"Bettencourt Boulevard" n'est pas du théâtre documentaire et pourtant en donnant à voir l'intimité des perfides qui entourent la femme la plus riche de France, la pièce se veut "une clarification" de l'affaire qui finit par donner la nausée.
C'est une des plus attendues de cette rentrée théâtrale. Écrite par Michel Vinaver, 88 ans, elle est jouée à partir de jeudi au TNP de Villeurbanne, avant de tourner à La Colline à Paris puis à la Comédie de Reims. La première sera même retransmise en direct et gratuitement sur le site Mediapart, à l'origine de nombreuses révélations sur l'affaire.
Mais "qu'est-ce que le théâtre vient faire dans cette histoire ?", demande le personnage du journaliste sur scène, aux faux airs de Fabrice Arfi.
Il permet une "clarification de l'affaire", répond le metteur en scène et directeur du TNP, Christian Schiaretti. D'abord parce qu'il donne une vue d'ensemble en réunissant sur scène tous les protagonistes. Mais surtout, en imaginant les échanges entre Liliane Bettencourt et sa cour, la pièce donne à voir l'opportunisme sans vergogne et l'argent sans limite.
"L'argent a quelque chose de magique dans cette histoire car il est infini", s'amuse Michel Vinaver. Ainsi, lorsque Liliane Bettencourt se prépare à aller à New York au vernissage d'une exposition de François-Marie Banier, "un Boeing séparé partira de Reims pour le champagne", ironise une femme de chambre.
Au point que le spectateur, d'abord amusé, finit par en avoir la nausée.
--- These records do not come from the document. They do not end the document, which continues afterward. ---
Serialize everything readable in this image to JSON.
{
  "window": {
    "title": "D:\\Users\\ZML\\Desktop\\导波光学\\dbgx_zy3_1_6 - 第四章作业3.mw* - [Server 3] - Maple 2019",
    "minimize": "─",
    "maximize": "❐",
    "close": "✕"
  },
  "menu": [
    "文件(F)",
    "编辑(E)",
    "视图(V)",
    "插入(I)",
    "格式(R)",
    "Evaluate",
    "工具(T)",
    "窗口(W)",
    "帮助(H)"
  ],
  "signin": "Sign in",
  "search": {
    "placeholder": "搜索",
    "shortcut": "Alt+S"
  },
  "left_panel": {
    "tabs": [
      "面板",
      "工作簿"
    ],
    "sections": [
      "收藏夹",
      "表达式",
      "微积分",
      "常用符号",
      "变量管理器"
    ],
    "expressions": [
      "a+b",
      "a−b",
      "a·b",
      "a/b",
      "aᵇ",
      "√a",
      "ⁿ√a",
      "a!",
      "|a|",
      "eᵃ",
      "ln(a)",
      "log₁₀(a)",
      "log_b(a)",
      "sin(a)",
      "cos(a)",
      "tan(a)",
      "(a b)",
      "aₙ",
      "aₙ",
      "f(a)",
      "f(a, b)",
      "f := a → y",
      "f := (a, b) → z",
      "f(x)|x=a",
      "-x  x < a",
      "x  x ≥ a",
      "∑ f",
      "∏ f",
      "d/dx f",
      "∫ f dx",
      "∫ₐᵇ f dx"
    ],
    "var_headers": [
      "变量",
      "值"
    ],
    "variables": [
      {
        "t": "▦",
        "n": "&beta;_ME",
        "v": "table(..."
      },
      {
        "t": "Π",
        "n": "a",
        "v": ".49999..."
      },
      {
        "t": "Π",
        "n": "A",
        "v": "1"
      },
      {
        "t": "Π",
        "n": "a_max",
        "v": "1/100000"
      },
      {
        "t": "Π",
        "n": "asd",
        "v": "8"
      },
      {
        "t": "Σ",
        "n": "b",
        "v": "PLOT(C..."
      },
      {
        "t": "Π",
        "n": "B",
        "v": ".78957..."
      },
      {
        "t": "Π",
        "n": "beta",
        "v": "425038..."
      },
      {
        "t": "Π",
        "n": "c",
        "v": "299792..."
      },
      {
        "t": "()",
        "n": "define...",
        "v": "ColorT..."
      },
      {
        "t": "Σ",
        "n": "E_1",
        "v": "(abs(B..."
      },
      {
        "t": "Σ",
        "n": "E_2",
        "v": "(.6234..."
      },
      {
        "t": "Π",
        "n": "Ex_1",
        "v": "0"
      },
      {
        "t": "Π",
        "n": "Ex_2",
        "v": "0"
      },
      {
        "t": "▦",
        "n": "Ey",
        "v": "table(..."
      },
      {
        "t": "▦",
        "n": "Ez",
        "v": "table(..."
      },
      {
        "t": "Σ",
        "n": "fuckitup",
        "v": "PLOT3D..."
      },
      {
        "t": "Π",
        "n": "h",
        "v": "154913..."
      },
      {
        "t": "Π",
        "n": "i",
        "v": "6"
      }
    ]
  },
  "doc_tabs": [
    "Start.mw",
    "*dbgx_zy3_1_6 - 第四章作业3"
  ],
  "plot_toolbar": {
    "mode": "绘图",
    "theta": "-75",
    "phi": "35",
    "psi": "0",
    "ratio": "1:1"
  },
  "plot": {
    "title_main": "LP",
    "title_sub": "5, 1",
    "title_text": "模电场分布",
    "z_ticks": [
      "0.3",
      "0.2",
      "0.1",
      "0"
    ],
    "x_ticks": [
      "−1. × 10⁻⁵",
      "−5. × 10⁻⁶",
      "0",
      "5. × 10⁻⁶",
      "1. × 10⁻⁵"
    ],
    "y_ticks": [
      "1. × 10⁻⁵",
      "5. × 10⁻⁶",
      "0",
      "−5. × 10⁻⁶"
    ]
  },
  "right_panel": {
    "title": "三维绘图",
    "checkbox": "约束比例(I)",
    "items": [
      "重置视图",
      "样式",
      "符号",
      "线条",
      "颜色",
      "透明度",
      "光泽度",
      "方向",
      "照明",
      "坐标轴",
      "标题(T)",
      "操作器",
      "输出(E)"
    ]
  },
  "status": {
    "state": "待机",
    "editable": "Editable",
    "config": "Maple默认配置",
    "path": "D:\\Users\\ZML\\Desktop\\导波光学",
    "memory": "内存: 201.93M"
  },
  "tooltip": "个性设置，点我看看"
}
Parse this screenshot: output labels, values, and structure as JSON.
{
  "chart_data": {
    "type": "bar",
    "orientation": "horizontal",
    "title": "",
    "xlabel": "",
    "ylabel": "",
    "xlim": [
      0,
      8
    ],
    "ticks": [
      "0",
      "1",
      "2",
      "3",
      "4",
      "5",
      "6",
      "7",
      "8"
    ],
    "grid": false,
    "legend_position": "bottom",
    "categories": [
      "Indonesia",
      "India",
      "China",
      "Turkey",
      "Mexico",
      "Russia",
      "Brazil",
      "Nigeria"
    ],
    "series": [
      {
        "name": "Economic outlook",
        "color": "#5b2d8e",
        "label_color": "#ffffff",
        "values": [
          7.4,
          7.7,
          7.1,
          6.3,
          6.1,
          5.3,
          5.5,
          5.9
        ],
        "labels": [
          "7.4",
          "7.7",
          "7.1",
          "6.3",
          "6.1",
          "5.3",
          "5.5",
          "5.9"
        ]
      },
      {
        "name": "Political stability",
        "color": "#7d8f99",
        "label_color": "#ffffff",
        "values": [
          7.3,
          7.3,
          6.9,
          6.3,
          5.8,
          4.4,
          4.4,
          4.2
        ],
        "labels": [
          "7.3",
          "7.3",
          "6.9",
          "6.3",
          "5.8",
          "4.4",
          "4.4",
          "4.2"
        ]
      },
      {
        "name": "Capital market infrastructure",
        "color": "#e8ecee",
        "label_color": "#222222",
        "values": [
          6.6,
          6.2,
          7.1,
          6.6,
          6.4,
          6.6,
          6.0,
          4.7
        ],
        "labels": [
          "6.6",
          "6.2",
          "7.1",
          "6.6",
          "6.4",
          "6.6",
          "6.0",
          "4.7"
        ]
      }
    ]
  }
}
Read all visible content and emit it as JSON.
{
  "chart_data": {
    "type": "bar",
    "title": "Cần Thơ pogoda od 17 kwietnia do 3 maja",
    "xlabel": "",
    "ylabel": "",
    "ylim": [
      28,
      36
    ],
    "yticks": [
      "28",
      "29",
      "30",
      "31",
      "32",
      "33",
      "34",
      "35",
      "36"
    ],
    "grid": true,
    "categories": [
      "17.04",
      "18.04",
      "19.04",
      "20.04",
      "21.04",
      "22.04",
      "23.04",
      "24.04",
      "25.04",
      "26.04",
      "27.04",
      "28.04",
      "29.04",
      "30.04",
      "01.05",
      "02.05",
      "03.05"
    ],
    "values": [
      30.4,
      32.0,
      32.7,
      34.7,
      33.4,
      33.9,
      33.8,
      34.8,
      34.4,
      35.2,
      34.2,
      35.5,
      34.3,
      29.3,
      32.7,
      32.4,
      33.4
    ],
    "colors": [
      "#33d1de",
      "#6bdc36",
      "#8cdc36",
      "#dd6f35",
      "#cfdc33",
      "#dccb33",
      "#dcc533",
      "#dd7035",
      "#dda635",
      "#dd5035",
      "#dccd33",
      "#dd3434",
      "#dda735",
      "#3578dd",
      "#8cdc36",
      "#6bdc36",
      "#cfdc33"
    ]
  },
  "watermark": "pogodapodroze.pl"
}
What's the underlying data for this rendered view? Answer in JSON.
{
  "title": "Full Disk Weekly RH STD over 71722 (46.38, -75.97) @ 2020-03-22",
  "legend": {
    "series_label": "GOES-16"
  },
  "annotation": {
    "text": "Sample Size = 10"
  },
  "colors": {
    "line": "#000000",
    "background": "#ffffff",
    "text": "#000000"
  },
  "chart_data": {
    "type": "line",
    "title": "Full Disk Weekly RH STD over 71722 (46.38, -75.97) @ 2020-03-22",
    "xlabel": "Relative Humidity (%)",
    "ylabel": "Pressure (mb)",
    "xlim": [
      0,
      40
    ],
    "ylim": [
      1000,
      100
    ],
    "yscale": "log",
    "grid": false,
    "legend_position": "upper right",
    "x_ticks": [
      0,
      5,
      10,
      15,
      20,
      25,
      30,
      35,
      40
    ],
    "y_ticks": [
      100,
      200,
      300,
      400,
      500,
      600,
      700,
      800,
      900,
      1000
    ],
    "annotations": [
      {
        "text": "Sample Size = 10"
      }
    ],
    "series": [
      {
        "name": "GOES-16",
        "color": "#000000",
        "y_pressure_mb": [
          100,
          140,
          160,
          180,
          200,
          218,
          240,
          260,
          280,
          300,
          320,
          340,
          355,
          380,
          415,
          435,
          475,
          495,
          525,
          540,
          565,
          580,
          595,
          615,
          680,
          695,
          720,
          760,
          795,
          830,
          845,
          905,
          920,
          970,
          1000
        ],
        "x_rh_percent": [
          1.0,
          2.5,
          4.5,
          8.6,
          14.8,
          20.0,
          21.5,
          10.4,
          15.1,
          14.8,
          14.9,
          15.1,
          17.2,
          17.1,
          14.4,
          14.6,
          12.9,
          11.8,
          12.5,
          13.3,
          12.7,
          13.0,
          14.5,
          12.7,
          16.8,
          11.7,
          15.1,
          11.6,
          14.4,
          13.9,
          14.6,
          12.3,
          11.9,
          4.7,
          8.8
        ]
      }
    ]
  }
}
-- "Une contre-histoire de France" --
Le spectacle, peut-être un peu long, se découpe en 30 séquences. Sur scène une multitude de sièges blancs et des panneaux monochromes donnent une ambiance feutrée aux allées et venues autour de Liliane Bettencourt. "Monsieur Sarkozy, vous connaissez le chemin jusqu'au petit salon"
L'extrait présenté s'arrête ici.